Raymond Lifestyle Limited Record-Breaking Performance in FY26 with Strong Growth

Raymond Lifestyle Limited reported a landmark FY26, crossing the ₹7,000 crore annual income milestone for the first time. The company achieved a total income of ₹7,034 crore, representing an 11% year-on-year growth. Driven by robust domestic demand and volume-led strategy, the company also reported an EBITDA of ₹804 crore with improved margins, while maintaining a strong net cash surplus of ₹179 crore as of March 31, 2026.

Financial Performance Overview

For the financial year ended March 31, 2026, Raymond Lifestyle Limited showcased sustained momentum. The company achieved its highest ever total income of ₹7,034 crore, marking an 11% growth over the previous year.

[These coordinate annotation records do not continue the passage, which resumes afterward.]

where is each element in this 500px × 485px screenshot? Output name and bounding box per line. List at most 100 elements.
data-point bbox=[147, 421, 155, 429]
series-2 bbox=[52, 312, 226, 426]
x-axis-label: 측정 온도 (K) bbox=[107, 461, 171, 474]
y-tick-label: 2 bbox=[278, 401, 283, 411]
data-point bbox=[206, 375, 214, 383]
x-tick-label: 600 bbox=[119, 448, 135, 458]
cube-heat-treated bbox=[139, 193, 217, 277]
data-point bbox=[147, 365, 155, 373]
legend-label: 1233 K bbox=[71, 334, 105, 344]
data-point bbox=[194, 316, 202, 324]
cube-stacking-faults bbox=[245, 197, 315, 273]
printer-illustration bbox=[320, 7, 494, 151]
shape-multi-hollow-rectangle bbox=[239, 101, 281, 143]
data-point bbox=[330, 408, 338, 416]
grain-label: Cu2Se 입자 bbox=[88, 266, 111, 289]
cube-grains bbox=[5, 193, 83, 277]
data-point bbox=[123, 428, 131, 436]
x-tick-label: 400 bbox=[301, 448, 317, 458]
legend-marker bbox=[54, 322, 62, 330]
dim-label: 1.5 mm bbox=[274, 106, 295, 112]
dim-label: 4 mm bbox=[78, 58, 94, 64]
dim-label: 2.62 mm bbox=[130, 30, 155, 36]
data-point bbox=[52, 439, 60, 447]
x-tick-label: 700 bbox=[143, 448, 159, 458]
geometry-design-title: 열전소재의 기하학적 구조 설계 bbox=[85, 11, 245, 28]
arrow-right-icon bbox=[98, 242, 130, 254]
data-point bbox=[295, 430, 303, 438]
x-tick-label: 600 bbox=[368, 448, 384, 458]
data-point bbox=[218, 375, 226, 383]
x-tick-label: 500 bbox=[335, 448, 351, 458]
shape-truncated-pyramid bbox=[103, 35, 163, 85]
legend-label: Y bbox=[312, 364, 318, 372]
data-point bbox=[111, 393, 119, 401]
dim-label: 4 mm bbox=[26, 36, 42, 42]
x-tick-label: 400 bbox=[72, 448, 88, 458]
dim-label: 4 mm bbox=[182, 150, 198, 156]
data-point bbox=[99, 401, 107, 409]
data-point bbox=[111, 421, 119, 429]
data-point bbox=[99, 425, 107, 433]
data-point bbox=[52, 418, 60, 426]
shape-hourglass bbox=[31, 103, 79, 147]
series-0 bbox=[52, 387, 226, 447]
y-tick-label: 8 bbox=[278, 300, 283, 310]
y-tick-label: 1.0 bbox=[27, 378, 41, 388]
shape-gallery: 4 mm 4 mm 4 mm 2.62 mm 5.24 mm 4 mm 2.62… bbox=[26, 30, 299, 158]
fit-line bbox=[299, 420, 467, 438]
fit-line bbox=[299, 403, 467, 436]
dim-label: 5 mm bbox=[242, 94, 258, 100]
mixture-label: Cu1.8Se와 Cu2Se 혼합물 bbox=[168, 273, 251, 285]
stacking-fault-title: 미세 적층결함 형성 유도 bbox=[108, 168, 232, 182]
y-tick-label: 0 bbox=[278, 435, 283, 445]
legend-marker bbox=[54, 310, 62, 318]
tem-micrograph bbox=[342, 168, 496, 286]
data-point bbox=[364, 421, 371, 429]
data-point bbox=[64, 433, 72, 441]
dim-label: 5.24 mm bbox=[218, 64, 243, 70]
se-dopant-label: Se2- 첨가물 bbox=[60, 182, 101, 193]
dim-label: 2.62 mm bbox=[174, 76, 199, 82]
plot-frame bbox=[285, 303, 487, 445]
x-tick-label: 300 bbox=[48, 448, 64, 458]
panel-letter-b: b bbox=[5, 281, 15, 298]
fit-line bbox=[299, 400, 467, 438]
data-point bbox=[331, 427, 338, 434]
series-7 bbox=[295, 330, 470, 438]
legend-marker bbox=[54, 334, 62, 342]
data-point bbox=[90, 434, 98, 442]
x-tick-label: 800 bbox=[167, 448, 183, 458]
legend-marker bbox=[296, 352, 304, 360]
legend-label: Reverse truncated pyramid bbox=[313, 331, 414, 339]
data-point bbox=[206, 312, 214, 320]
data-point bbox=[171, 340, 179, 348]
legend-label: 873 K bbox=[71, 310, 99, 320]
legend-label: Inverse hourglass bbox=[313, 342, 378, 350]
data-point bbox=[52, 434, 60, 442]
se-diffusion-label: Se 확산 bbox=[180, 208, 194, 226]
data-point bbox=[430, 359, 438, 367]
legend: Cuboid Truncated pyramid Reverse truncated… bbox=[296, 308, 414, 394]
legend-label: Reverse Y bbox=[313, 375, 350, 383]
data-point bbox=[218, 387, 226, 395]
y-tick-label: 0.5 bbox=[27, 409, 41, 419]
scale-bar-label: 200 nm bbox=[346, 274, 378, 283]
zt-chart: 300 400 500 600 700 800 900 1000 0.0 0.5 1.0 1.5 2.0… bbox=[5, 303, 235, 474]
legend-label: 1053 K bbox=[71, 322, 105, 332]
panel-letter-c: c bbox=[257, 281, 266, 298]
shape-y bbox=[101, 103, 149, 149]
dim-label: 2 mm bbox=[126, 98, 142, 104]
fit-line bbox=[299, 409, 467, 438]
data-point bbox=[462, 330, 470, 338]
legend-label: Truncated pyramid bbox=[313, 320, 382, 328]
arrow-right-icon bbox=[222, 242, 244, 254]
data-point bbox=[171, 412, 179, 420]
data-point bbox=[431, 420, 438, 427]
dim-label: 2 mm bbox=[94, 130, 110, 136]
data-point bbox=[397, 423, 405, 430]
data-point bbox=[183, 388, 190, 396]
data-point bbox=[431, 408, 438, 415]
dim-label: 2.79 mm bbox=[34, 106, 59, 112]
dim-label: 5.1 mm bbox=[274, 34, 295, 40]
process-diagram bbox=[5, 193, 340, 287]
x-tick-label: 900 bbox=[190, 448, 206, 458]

Profitability also saw a significant boost, with EBITDA rising to ₹804 crore, a 23% year-on-year increase. The EBITDA margin expanded to 11.4%, reflecting enhanced operational efficiency and strong market penetration.

Quarterly Highlights

The fourth quarter (January-March 2026) remained resilient despite global challenges. Total income for the quarter stood at ₹1,810 crore, up 15% compared to the same period in the previous year. EBITDA for the quarter was ₹152 crore, representing a 53% year-on-year growth. This performance was supported by disciplined marketing investments and advancements in digital transformation initiatives aimed at modernizing the supply chain.

Segment-Wise Performance

The Branded Textile segment performed exceptionally well, with revenue growing 14% to ₹831 crore in the final quarter, while EBITDA for the segment surged 126%. The Branded Apparel segment also saw strong demand, posting a 20% year-on-year revenue growth. Additionally, the Garmenting segment grew by 38%, benefiting from demand recovery and new customer acquisitions in international markets.

Strategic Outlook and Dividend

The company maintains a debt-free status with a net cash surplus of ₹179 crore. During the fiscal year, the company demonstrated a strong commitment to shareholder value, with the Board of Directors recommending a final dividend of 50%, amounting to Re. 1 per equity share (face value of ₹2 each). Looking ahead, the company is prioritizing operational leverage and a high-performance culture as it enters its ‘Year of Consolidation,’ while continuing to focus on its ESG roadmap, including renewable energy goals and emission reductions.